If you managed to prepare the economy for accession to the WTO?
– From 1 December 2015 Kazakhstan officially became the 162nd member of the WTO. However, we, in fact, already living in conditions of WTO. So as the Russian Federation, as our partner EEAS, in 2012 joined the WTO. For the past ten years in our country was carried out large-scale work to bring national legislation in line with international requirements and standards. So, by the time of Kazakhstan’s accession to the WTO has been amended more than 50 legislative acts, 10 of the agreements adopted in the framework of the Customs Union, concerning the sphere of foreign trade.
Thus, Kazakhstan de facto operates for several years in the context of the WTO and complies with all its requirements and obligations. However, now in addition to the responsibilities we have rights as a member of the organization. It should be noted that for the most sensitive of the domestic manufacturer issues Kazakhstan has kept transition periods.
For example, in providing preferential treatment under the SEZ and Free warehouses, the local content requirements in investment contracts, to subsidize agriculture transitional periods until 2017 and 2018. This will allow our economy to more seamlessly transition to the competitive environment, existing within the WTO, without breaking, the, rules of this organization.
– What would You name the main results of socio-economic development of the Republic in the past year and the main challenges?
– As I mentioned earlier, the economy of Kazakhstan with the beginning of the year is developing in difficult conditions. We are witnessing a significant decline in world prices for oil and metals, the slowdown of economies of major trading partners, primarily Russia and China, slow and unsustainable development of the European economy. New geopolitical risks associated with the migration crisis in Europe and the unstable situation in the middle East. This applies to calls.
Now about the positive. As we can see, positive results brought by the implementation of the program of infrastructure development “Nurly Zhol” and the Plan of operational measures of the government for 2015-2016. This year Kazakhstan has significantly improved its position in the world Bank’s Doing Business report, occupying the 41st position among 189 economies in the world. Kazakhstan noted the state having the most number of reforms – 19 reforms in seven of the ten directions.
In the WEF competitiveness ranking Kazakhstan went up from 50 to 42. In this case, the greatest progress has been in areas such as antitrust and competition, administrative regulations and reducing trade barriers. This year passed laws aimed at the abolition of routine checks, the restriction of state participation in entrepreneurial activities on the principles of Yellow Pages Rules, development of self-regulation. In General, operational measures have been taken to prevent this year a significant reduction in the growth rate of the economy, stimulate business activity, primarily in the sphere of small and medium-sized businesses.

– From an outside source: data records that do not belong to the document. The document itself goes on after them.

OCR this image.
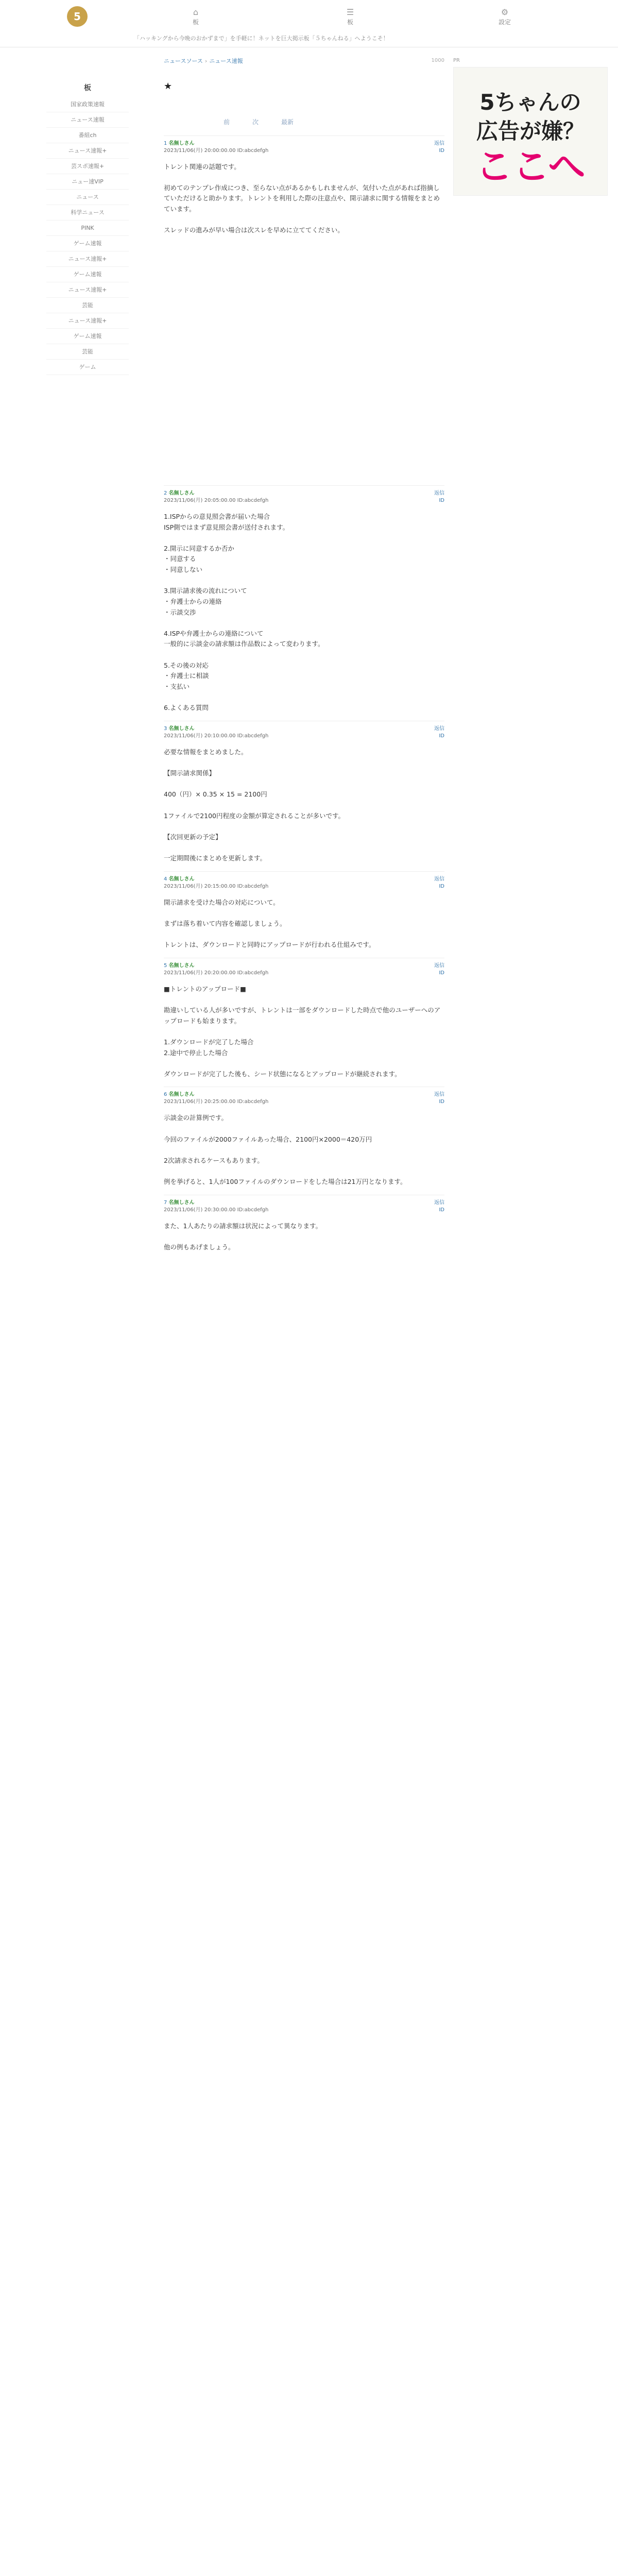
5	⌂
板
☰
板
⚙
設定
「ハッキングから今晩のおかずまで」を手軽に！ネットを巨大掲示板「５ちゃんねる」へようこそ！
板
国家政策速報
ニュース速報
番組ch
ニュース速報+
芸スポ速報+
ニュー速VIP
ニュース
科学ニュース
PINK
ゲーム速報
ニュース速報+
ゲーム速報
ニュース速報+
芸能
ニュース速報+
ゲーム速報
芸能
ゲーム
ニュースソース › ニュース速報	1000
★
前	次	最新
1 名無しさん
2023/11/06(月) 20:00:00.00 ID:abcdefgh
返信
ID
トレント関連の話題です。

初めてのテンプレ作成につき、至らない点があるかもしれませんが、気付いた点があれば指摘していただけると助かります。トレントを利用した際の注意点や、開示請求に関する情報をまとめています。

スレッドの進みが早い場合は次スレを早めに立ててください。
2 名無しさん
2023/11/06(月) 20:05:00.00 ID:abcdefgh
返信
ID
1.ISPからの意見照会書が届いた場合
ISP側ではまず意見照会書が送付されます。

2.開示に同意するか否か
・同意する
・同意しない

3.開示請求後の流れについて
・弁護士からの連絡
・示談交渉

4.ISPや弁護士からの連絡について
一般的に示談金の請求額は作品数によって変わります。

5.その後の対応
・弁護士に相談
・支払い

6.よくある質問
3 名無しさん
2023/11/06(月) 20:10:00.00 ID:abcdefgh
返信
ID
必要な情報をまとめました。

【開示請求関係】

400（円）× 0.35 × 15 = 2100円

1ファイルで2100円程度の金額が算定されることが多いです。

【次回更新の予定】

一定期間後にまとめを更新します。
4 名無しさん
2023/11/06(月) 20:15:00.00 ID:abcdefgh
返信
ID
開示請求を受けた場合の対応について。

まずは落ち着いて内容を確認しましょう。

トレントは、ダウンロードと同時にアップロードが行われる仕組みです。
5 名無しさん
2023/11/06(月) 20:20:00.00 ID:abcdefgh
返信
ID
■トレントのアップロード■

勘違いしている人が多いですが、トレントは一部をダウンロードした時点で他のユーザーへのアップロードも始まります。

1.ダウンロードが完了した場合
2.途中で停止した場合

ダウンロードが完了した後も、シード状態になるとアップロードが継続されます。
6 名無しさん
2023/11/06(月) 20:25:00.00 ID:abcdefgh
返信
ID
示談金の計算例です。

今回のファイルが2000ファイルあった場合、2100円×2000＝420万円

2次請求されるケースもあります。

例を挙げると、1人が100ファイルのダウンロードをした場合は21万円となります。
7 名無しさん
2023/11/06(月) 20:30:00.00 ID:abcdefgh
返信
ID
また、1人あたりの請求額は状況によって異なります。

他の例もあげましょう。
PR
5ちゃんの
広告が嫌？
ここへ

I would like to emphasize that Kazakhstan today is moving to implement the President Nursultan Nazarbayev five main institutional reforms: the formation of modern, professional and Autonomous bureaucracy; the rule of law, guarantee property rights, create conditions for entrepreneurship; industrialization and economic growth based on diversification; strengthening of national values and patriotism to form a single nation of the future; transparent and accountable government.
100 defined specific steps for the implementation of those reforms. To implement these steps, the President of Kazakhstan has signed the legislative package developed – all 59 laws. For these reforms, we start from next year. These new technologies will determine the future of our country.